Cycling England Europe

London to Paris sur une Bicyclette Day 2: Calais to Abbeville

Day 2 and I use every piece of advice, from trite euphemism to true wisdom, to get me through the 78 hilly miles. There’s Larry, my L.A. yoga teacher and former zen priest telling me “so what,” when I complain my feet fall asleep during zazen (and, as it happens, when cycling excessive distances). Richard, the ex-Navy Seal/zen priest in training/workout instructor/and, more recently, cable television host of a program about the weapons of war for which he gave himself the nickname Mack, is also there. He’s shouting “not dead, can’t quit,” at me just like he did when I was doing push ups at 6:30am in the Santa Monica zendo. My colleague Ian is also on hand, nodding approvingly as I wash down my sixth Nurofen of the day with a dose of neat black currant cordial. Ian had advised me painkillers and a slow and steady pace would be my best friends for this bike ride, and so far he’s been right on both counts. The cordial and jelly babies are also reliable acquaintances.
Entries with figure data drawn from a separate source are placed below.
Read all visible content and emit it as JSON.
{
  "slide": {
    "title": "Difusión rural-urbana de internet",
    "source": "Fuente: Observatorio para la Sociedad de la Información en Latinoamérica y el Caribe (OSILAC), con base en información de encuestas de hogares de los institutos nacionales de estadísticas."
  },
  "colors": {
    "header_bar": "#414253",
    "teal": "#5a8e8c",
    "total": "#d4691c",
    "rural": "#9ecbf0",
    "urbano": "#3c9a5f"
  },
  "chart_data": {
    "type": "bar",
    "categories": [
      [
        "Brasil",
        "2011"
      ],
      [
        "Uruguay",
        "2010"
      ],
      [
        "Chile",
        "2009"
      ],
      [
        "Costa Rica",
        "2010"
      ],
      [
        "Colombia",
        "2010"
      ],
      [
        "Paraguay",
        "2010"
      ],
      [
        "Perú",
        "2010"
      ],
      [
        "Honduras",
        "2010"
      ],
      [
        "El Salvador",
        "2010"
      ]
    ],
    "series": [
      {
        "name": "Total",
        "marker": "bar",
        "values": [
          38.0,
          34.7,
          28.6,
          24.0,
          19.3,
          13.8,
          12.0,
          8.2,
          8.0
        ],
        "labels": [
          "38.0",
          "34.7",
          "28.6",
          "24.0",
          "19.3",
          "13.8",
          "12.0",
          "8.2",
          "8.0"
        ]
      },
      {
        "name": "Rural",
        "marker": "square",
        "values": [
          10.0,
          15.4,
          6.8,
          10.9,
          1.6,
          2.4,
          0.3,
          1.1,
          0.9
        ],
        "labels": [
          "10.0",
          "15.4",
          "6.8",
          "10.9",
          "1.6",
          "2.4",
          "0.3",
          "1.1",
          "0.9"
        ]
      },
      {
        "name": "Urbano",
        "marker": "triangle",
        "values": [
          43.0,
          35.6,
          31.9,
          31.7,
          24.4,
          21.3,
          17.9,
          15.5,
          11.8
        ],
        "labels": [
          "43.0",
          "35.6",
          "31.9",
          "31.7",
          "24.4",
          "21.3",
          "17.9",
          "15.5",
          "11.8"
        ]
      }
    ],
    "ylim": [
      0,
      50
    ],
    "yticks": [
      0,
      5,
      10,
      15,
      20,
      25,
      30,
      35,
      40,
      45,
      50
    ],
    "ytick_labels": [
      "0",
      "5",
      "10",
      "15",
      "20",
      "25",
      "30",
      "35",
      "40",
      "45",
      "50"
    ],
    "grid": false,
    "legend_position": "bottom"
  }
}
The terrain today is punishing and scenic, and seems to be populated solely by lazy, white French cows who sleep in the meadows like dogs in the shade. The villages we ride through are ghost towns, with broke down mini-chateaus and those concrete bungalows with brightly painted shutters the French seem to favor. Later there are American scale stretches of agricultural land, so vast they make the Cotswolds seem like it’s engaged in boutique farming. Despite all the greenery it somehow feels desolate in these parts.
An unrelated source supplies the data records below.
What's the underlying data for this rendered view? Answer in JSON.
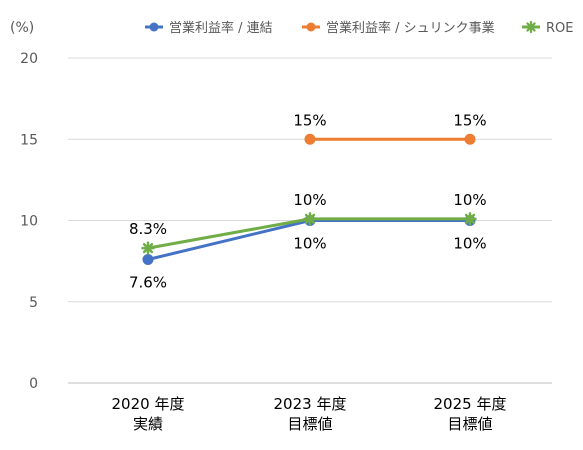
{
  "chart_data": {
    "type": "line",
    "yunit": "(%)",
    "ylim": [
      0,
      20
    ],
    "yticks": [
      "0",
      "5",
      "10",
      "15",
      "20"
    ],
    "grid": true,
    "legend_position": "top-right",
    "categories": [
      [
        "2020 年度",
        "実績"
      ],
      [
        "2023 年度",
        "目標値"
      ],
      [
        "2025 年度",
        "目標値"
      ]
    ],
    "series": [
      {
        "name": "営業利益率 / 連結",
        "color": "#4472C4",
        "marker": "circle",
        "values": [
          7.6,
          10,
          10
        ],
        "labels": [
          "7.6%",
          "10%",
          "10%"
        ],
        "label_position": "below"
      },
      {
        "name": "営業利益率 / シュリンク事業",
        "color": "#ED7D31",
        "marker": "circle",
        "values": [
          null,
          15,
          15
        ],
        "labels": [
          null,
          "15%",
          "15%"
        ],
        "label_position": "above"
      },
      {
        "name": "ROE",
        "color": "#70AD47",
        "marker": "star",
        "values": [
          8.3,
          10.1,
          10.1
        ],
        "labels": [
          "8.3%",
          "10%",
          "10%"
        ],
        "label_position": "above"
      }
    ]
  }
}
Over dinner at our hotel we are joined by a man and his friend who are riding for the same charity, the MS Society, that I am. We get to talking and I learn that he suffers from MS and was previously in a wheel chair. His story should be inspirational, but the more he talks the more I dislike him. I find him narcissistic and feel guilty about it, despite reminding myself that disease doesn’t discriminate when it comes to the likability of its victims. When we are back in our hotel room, I ask husband if he had the same reaction and am surprised when he tells me he liked the guy. Husband suggests my reaction might be more about my discomfort with confronting MS rather than the man’s arrogance. I decide to sleep on it.